Amerykańskie Strykery mogą trafić do Polski w formule donacji. MON zapewnia, iż nie zablokuje to zakupów Rosomaków ani nowego KTO.
Jak ustaliła redakcja Defence24, Ministerstwo Obrony Narodowej przyznało, iż analizuje ofertę bezpłatnego przekazania pojazdów z zasobów US Army stacjonującej w Europie. Jednocześnie resort jednoznacznie odpowiada na obawy, iż większa liczba Strykerów mogłaby wyhamować zakupy Rosomaków i nowego kołowego transportera opancerzonego: MON zapewnia, iż krajowe programy mają być kontynuowane.
Strykery z amerykańskich magazynów w zasięgu Polski
Informacje o możliwym transferze Strykerów do Polski pojawiały się w przestrzeni publicznej już od kilku tygodni, ale dopiero teraz MON wprost potwierdził, iż taka oferta faktycznie leży na stole.
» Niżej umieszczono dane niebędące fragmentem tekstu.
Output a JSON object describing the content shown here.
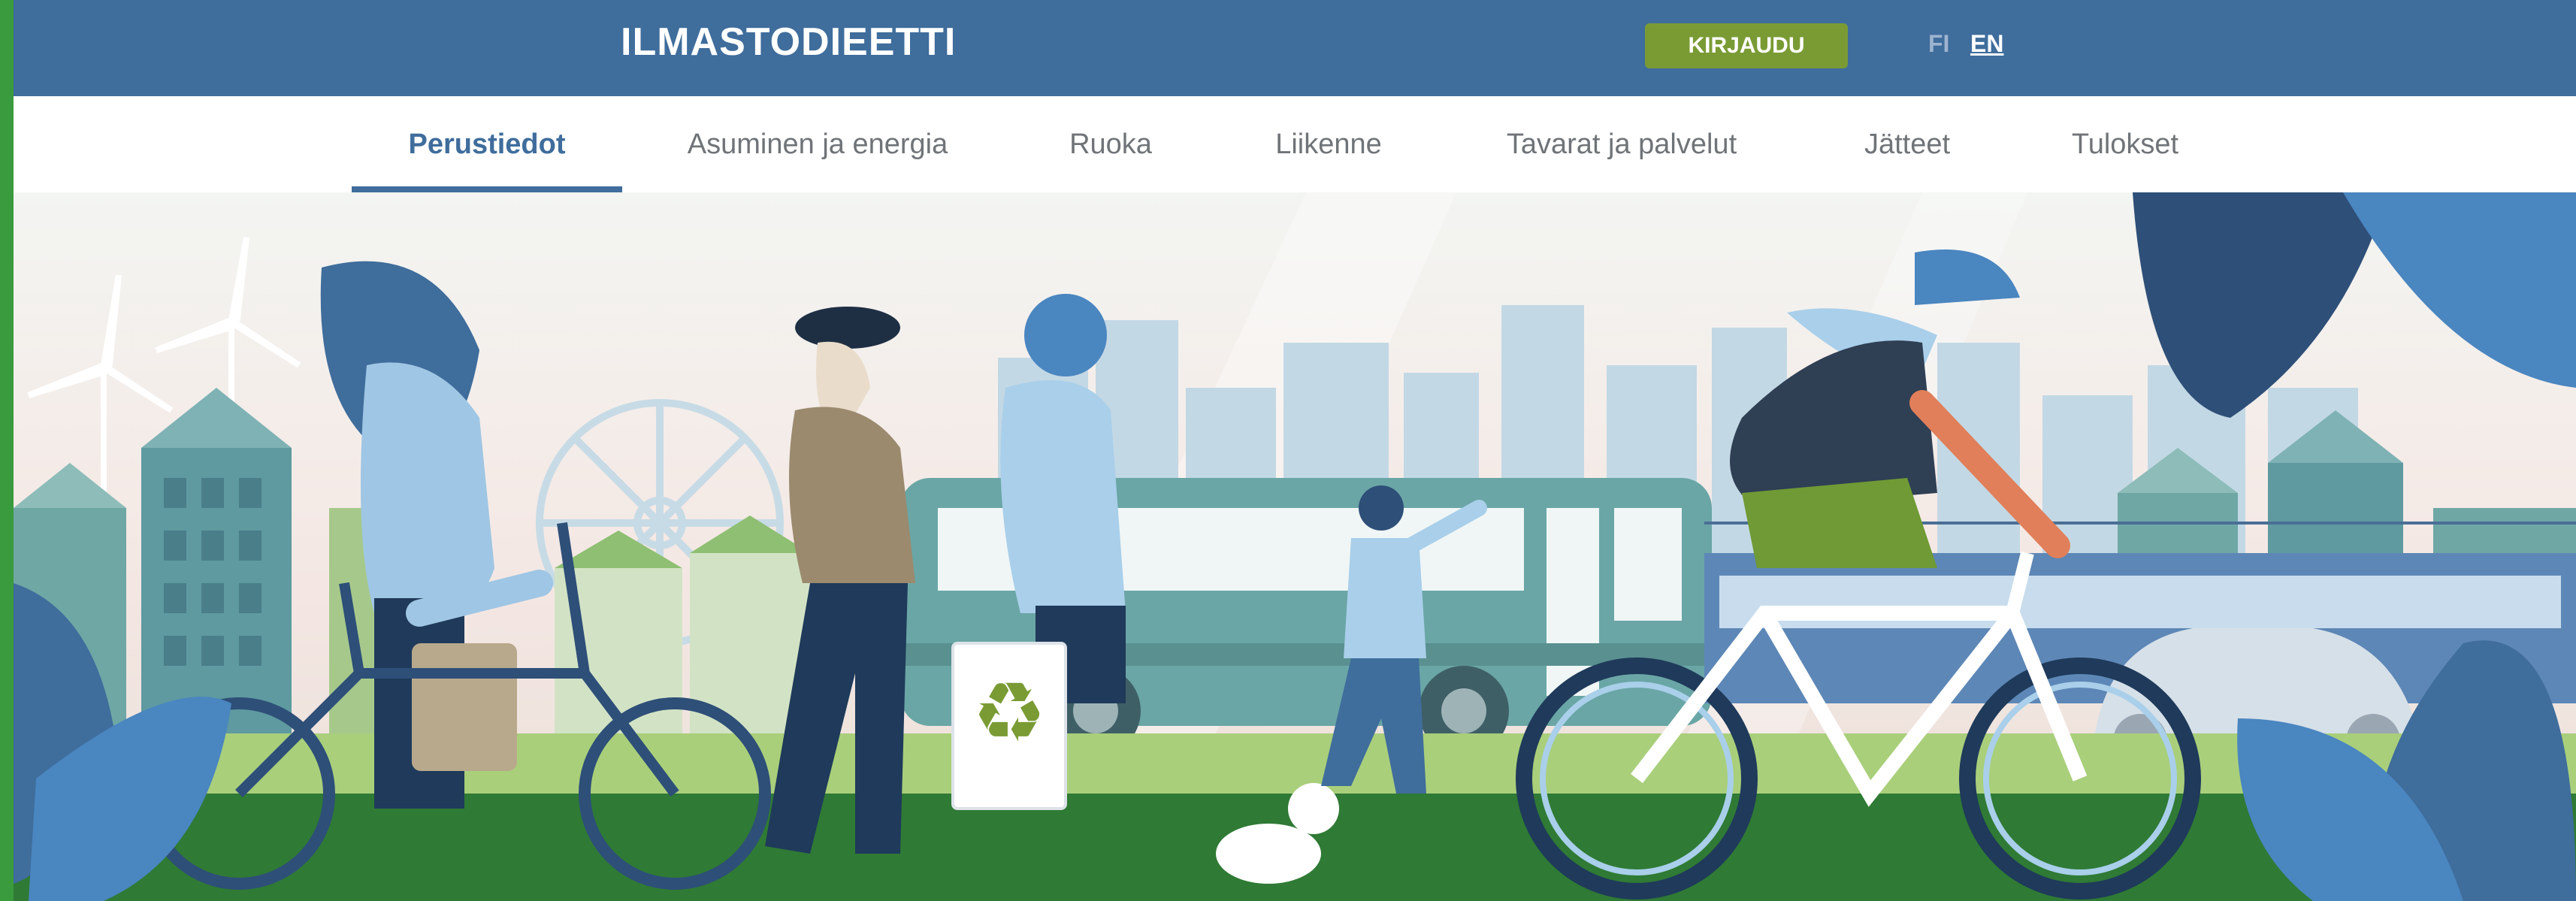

Chodzi o wozy pochodzące z zasobów US Army rozmieszczonych w Europie, które Amerykanie są gotowi przekazać stronie polskiej bez opłaty za sam sprzęt.
Resort obrony w odpowiedzi na pytania Defence24 podkreślił wprost, iż w ministerstwie realizowane są analizy propozycji rządu Stanów Zjednoczonych dotyczącej bezpłatnego pozyskania kołowych transporterów opancerzonych Stryker. To oznacza, iż sprawa nie jest już tylko dywagacją ekspertów, ale przedmiotem formalnych prac w resorcie.
Z polskiego punktu widzenia najważniejsze jest to, iż mowa o wozach, które mogą stosunkowo gwałtownie zasilić jednostki wymagające uzupełnienia sprzętu – bez wieloletniego czekania na nowe linie produkcyjne.
Strykery nie zastąpią Rosomaka ani nowego KTO
Wejście do linii kolejnego typu kołowego transportera opancerzonego natychmiast wywołało pytania o los polskich programów: obecnych Rosomaków i planowanego następcy w ramach programu nowego Kołowego Transportera Opancerzonego. W przestrzeni publicznej pojawiły się scenariusze, w których duża dostawa używanych Strykerów mogłaby zepchnąć na boczny tor krajowe projekty zbrojeniowe.
MON w przesłanym stanowisku odniósł się do tych obaw niezwykle jednoznacznie. Resort stwierdził, iż ewentualne pozyskanie KTO Stryker wychodzi naprzeciw potrzebom Sił Zbrojnych RP i nie stanowi zagrożenia dla planów zakupowych. Innymi słowy: Strykery miałyby być dodatkiem, a nie substytutem tego, co powstaje lub ma powstać w polskim przemyśle zbrojeniowym.
Ta deklaracja jest istotna zarówno dla żołnierzy, jak i dla krajowych producentów sprzętu. Wojsko otrzymuje sygnał, iż może liczyć na szybkie uzupełnienie stanów, a przemysł – iż dotychczasowe kontrakty i plany nie są w tej chwili skreślane przez pomysł wykorzystania amerykańskich zasobów.
Sprzęt za darmo, ale koszty i tak będą
Drugim kluczowym wątkiem są oczywiście pieniądze. Używany sprzęt pozyskany w formule donacji nie oznacza, iż cała operacja jest bezkosztowa. choćby jeżeli same transportery mają zostać przekazane bezpłatnie, to po stronie polskiej i tak pojawią się wydatki na ich dostosowanie, remonty, doposażenie, szkolenie załóg i przyszłe utrzymanie w linii.
Defence24 zapytało MON o szacunki finansowe obejmujące nie tylko przekazanie pojazdów, ale również przygotowanie ich do służby i logistykę. Resort na tym etapie nie przedstawił konkretnych liczb. Zaznaczył jednak, iż zaproponowana formuła przekazania Strykerów może być korzystna dla Sił Zbrojnych RP zarówno pod względem finansowym, jak i czasowym.
Za przyjęciem oferty przemawia potrzeba sprawnego uzupełnienia ilościowego sprzętu oraz wyposażenia jednostek wojskowych. To oznacza, iż w oczach MON bilans pomiędzy kosztami okołotransakcyjnymi a zyskiem w postaci szybkiego zwiększenia potencjału jest oceniany pozytywnie, choć szczegóły pozostają na razie niejawne.